Since Liberia is not yet a holiday destination for Indian VIPs, even for those with expansive bank accounts, the junior minister for external affairs was obviously there on work. I hope he did not have to make an austere journey in cattle class.

2 comments:

Sudhir Kekre said...

Hi MJ, Regular reader of yours. I enjoy your style of writing.
well I ,honestly ,enjoyed his comment. Glad PM brushed this issue aside.
we indians are too sensitive. remember when people were hurt with the slumdog comment. Maybe , like you said, i too have been living abroad for the last decade.so i interpreted it differently.

subbu srikantan said...

I usually like MJ's analysis but I would like to differ this time on Tharoor's Tweet. First of all Tharoor commented in a media which is used by the elite! and the words used were in the question. So we should not be taking it out of context. The kind of treatment given to him just would stop others like him to get into politics in India. In this context only MMS made the right comment.

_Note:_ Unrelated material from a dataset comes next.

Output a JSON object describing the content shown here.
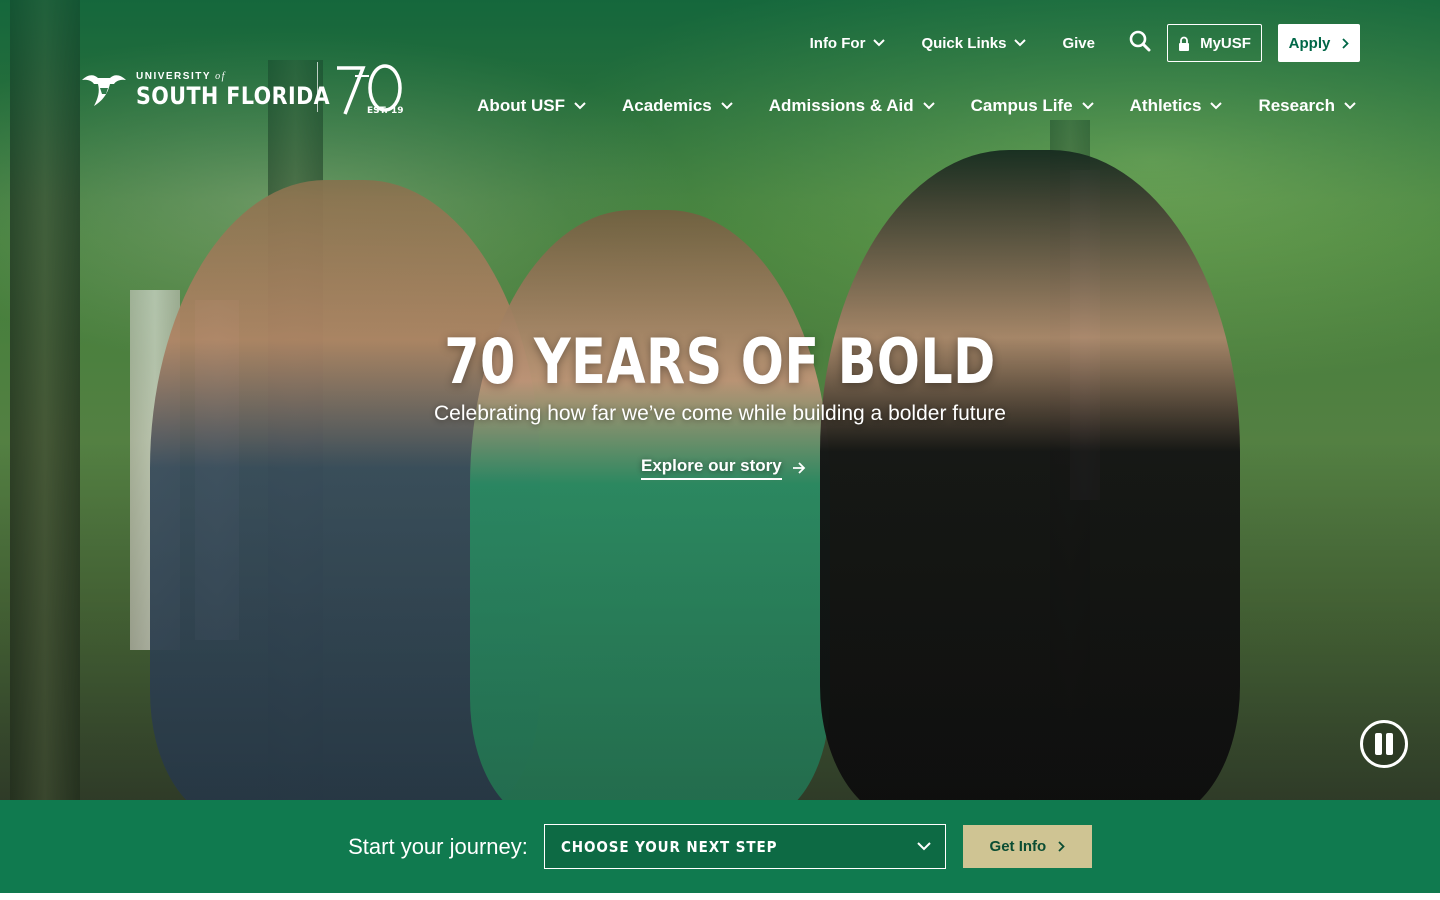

Regarding the stay of SM Krishna and Tharoor in five star hotels, this should have been a non issue. What I understood from the media account they were not living there on public expenses. So all the hoopla over this is over nothing. If they have money (which in their case we all know that they have earned as businessman and bureaucrat) and they are willing to spend it is good for us. When people with money do charity or invest or spend instead of hoarding, it is good for the nation.

I realize that many are jealous the way Tharoor could easily get into Indian politics. But one should also know that he is not there just because of connections but because he can deliver. Remember that he worked in the UN for a very long time. One more thing we should remember is MMS himself was (and is!) a political novice when PVN picked him as FM.

I completely agree with your comments on different countries//communities having different sensitivities. For example many in India would not mind somebody calling them monkey whether they are brown, yellow, while or black person but would not like if somebody abuse their mother or sister (Harbhajan episode). But it seems that it is the opposite in other countries. Having said this, the humour here was not hurting anybody's sensitivity since it was used in a media the users of which do not really care for such things. Moreover, in India it is usual to comment that we are herded like cattle. How else can you comment the way common man is treated in many places such as temples (for example, Tirupati..) political show of strength or political rally, buses, trains and now in the flights.